For reference, I’m running a base+satellite configuration, with ASR done on the base, an Intel(R) Core™ i7-6700T CPU @ 2.80GHz with 24 GB RAM as my home server.

$ time whisper setkitchenlights20percent.wav --model tiny.en --language en --fp16 False

[00:00.000 --> 00:03.000]  Set the kitchen lights to 20%.

real	0m3.573s
user	0m9.131s
sys	0m1.310s

The tiny.en and base.en models transcribed “cancel the timer” to “pencil the timer”. small.en got it right, but took 17 seconds on my CPU.

$ time whisper canceltimer.wav --model small.en --language en --fp16 False --task transcribe
[00:00.000 --> 00:02.000]  Cancel the timer.

real	0m17.479s
user	0m52.986s
sys	0m4.118s

My current config is RPi 4b as satellites, the i7 as base (also running Home Assistant, Node-RED, MQTT, etc… ) I am really happy with the performance of “Hey Mycroft” wake word, Mozilla DeepSpeech for ASR, Fsticufs, and Mimic3 ljspeech TTS (and Node-RED for fulfilment.)

DeepSpeech seems resilient to music + microwave running in a kitchen with lots of reverberation.

Hopefully Whisper CPU performance improves, or … it can run on a Coral TPU? I think many home automation setups already have or want a Coral for running Frigate, would be nice to use for ASR as well.
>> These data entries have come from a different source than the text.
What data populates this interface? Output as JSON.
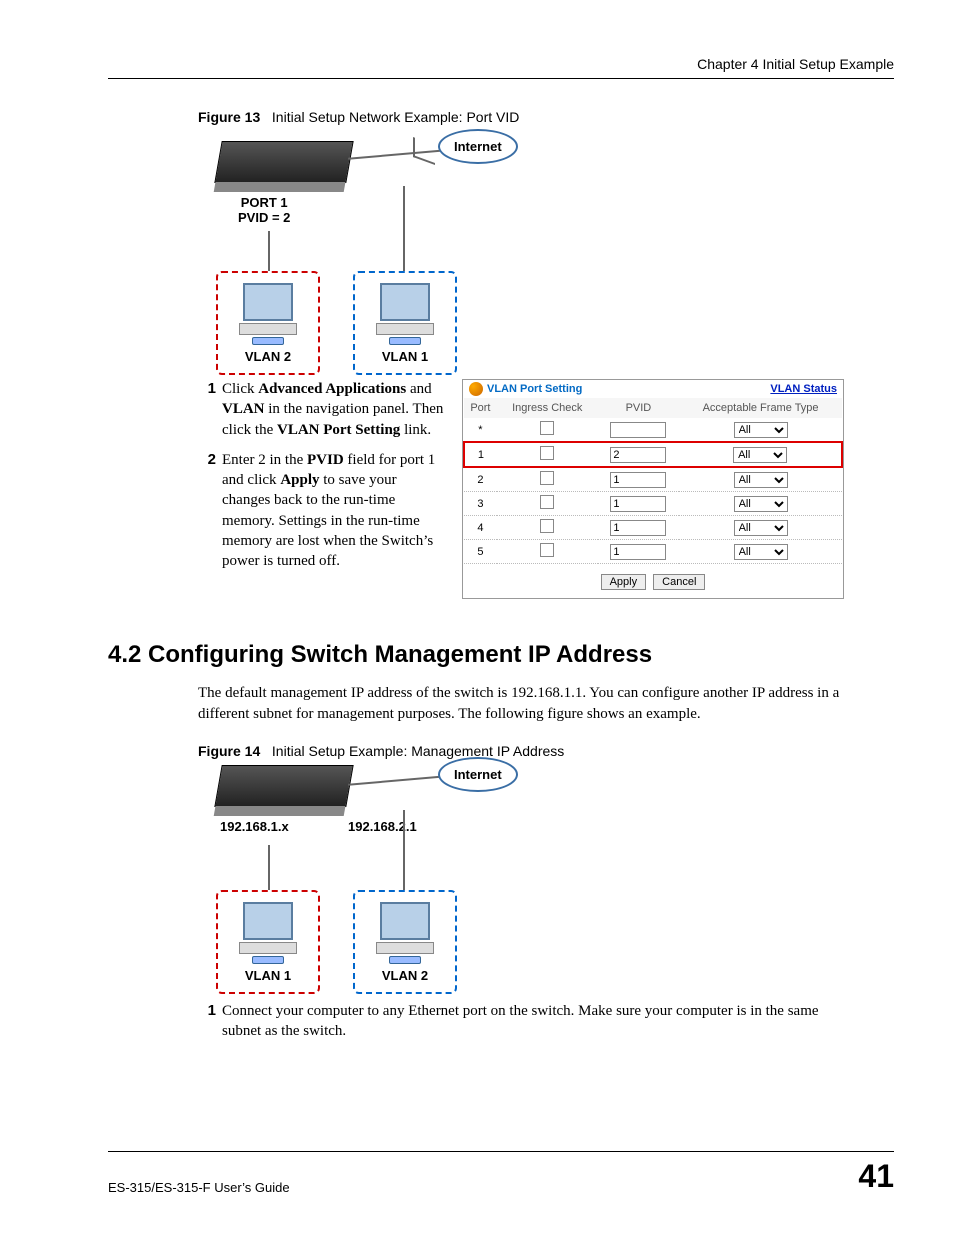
{
  "header": {
    "chapter": "Chapter 4 Initial Setup Example"
  },
  "figure13": {
    "caption_label": "Figure 13",
    "caption_text": "Initial Setup Network Example: Port VID",
    "cloud": "Internet",
    "port1_line1": "PORT 1",
    "port1_line2": "PVID = 2",
    "vlan_left": "VLAN 2",
    "vlan_right": "VLAN 1"
  },
  "steps13": {
    "s1_num": "1",
    "s1_pre": "Click ",
    "s1_b1": "Advanced Applications",
    "s1_mid1": " and ",
    "s1_b2": "VLAN",
    "s1_mid2": " in the navigation panel. Then click the ",
    "s1_b3": "VLAN Port Setting",
    "s1_post": " link.",
    "s2_num": "2",
    "s2_pre": "Enter 2 in the ",
    "s2_b1": "PVID",
    "s2_mid": " field for port 1 and click ",
    "s2_b2": "Apply",
    "s2_post": " to save your changes back to the run-time memory. Settings in the run-time memory are lost when the Switch’s power is turned off."
  },
  "vlan_panel": {
    "title": "VLAN Port Setting",
    "status_link": "VLAN Status",
    "col_port": "Port",
    "col_ingress": "Ingress Check",
    "col_pvid": "PVID",
    "col_aft": "Acceptable Frame Type",
    "rows": [
      {
        "port": "*",
        "pvid": "",
        "aft": "All",
        "hi": false
      },
      {
        "port": "1",
        "pvid": "2",
        "aft": "All",
        "hi": true
      },
      {
        "port": "2",
        "pvid": "1",
        "aft": "All",
        "hi": false
      },
      {
        "port": "3",
        "pvid": "1",
        "aft": "All",
        "hi": false
      },
      {
        "port": "4",
        "pvid": "1",
        "aft": "All",
        "hi": false
      },
      {
        "port": "5",
        "pvid": "1",
        "aft": "All",
        "hi": false
      }
    ],
    "apply": "Apply",
    "cancel": "Cancel"
  },
  "section42": {
    "heading": "4.2  Configuring Switch Management IP Address",
    "para": "The default management IP address of the switch is 192.168.1.1. You can configure another IP address in a different subnet for management purposes. The following figure shows an example."
  },
  "figure14": {
    "caption_label": "Figure 14",
    "caption_text": "Initial Setup Example: Management IP Address",
    "cloud": "Internet",
    "ip_left": "192.168.1.x",
    "ip_right": "192.168.2.1",
    "vlan_left": "VLAN 1",
    "vlan_right": "VLAN 2"
  },
  "steps14": {
    "s1_num": "1",
    "s1_text": "Connect your computer to any Ethernet port on the switch. Make sure your computer is in the same subnet as the switch."
  },
  "footer": {
    "guide": "ES-315/ES-315-F User’s Guide",
    "page": "41"
  }
}
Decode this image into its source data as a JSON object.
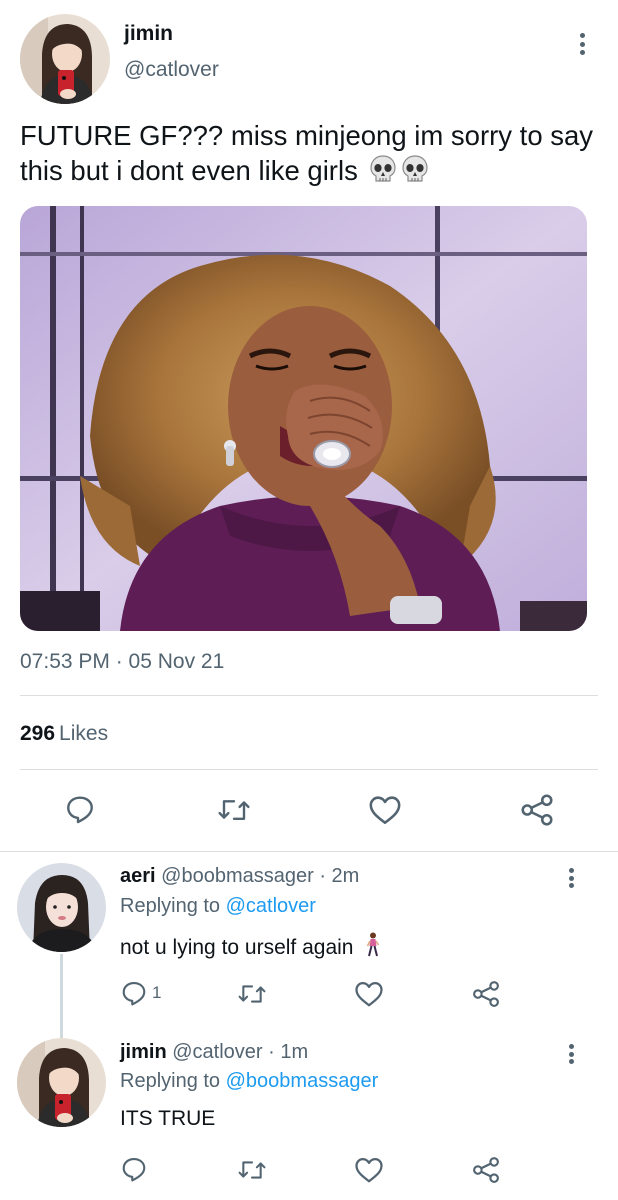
{
  "main_tweet": {
    "name": "jimin",
    "handle": "@catlover",
    "text": "FUTURE GF??? miss minjeong im sorry to say this but i dont even like girls",
    "emojis": [
      "skull-emoji",
      "skull-emoji"
    ],
    "timestamp": "07:53 PM · 05 Nov 21",
    "likes_count": "296",
    "likes_label": "Likes",
    "actions": [
      "reply-icon",
      "retweet-icon",
      "like-icon",
      "share-icon"
    ]
  },
  "replies": [
    {
      "name": "aeri",
      "handle_time": "@boobmassager · 2m",
      "replying_label": "Replying to",
      "replying_to": "@catlover",
      "text": "not u lying to urself again",
      "emoji": "woman-walking-emoji",
      "reply_count": "1"
    },
    {
      "name": "jimin",
      "handle_time": "@catlover · 1m",
      "replying_label": "Replying to",
      "replying_to": "@boobmassager",
      "text": "ITS TRUE"
    }
  ],
  "colors": {
    "text_primary": "#0f1419",
    "text_secondary": "#536471",
    "link": "#1d9bf0",
    "divider": "#dcdfe2"
  }
}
I created Google Colab notebook to test with a GPU

model = whisper.load_model("small.en")

options = dict(task="transcribe", language="en")

st = time.time()
result = model.transcribe("whatstheweathertoday.wav", **options)
print(time.time() - st)

print(result["text"])
0.4277827739715576
 What's the weather today?

0.4s on GPU vs 17s on CPU.

With the tiny.en model it takes 0.2s on GPU vs 3s on CPU.

The tiny.en model also correctly transcribed “Start a timer for 13 minutes and 33 seconds.” whereas Mozilla DeepSpeech (for me) confuses number like 33 with 53.

Yo I kind of want to see your full setup with the satellites and base! Sounds like you’re using multiple satellites and in the kitchen? What are you using to process utterances to execute commands? NodeRED? What’s your timer setup like? Does the timer go off on all the satellites or just the one it came from?

Yes, I’m helping with a university project for older people (of which I’m one). The main thing is Pi4 based so it clearly won’t cope (not a criticism, really good transcription needs power).

So I’m thinking about wrapping the whisper executable into a web service/server and doing a ‘please wait’ especially as I have large chunks of voice. If I get anywhere, I’ll open source the bits and pieces, more integration than pure development.

Hi @Hugh_Barnard - have you seen openai/whisper – Run with an API on Replicate ?

They offer GPU transcriptions via API. I am thinking of running a simple Flask webserver locally that then posts to the Replicate API, to get access to GPU without having to buy one myself. Pricing is pretty good, $0.00055 per second.

1 Like

Thanks, this certainly suits me for proof of concept work.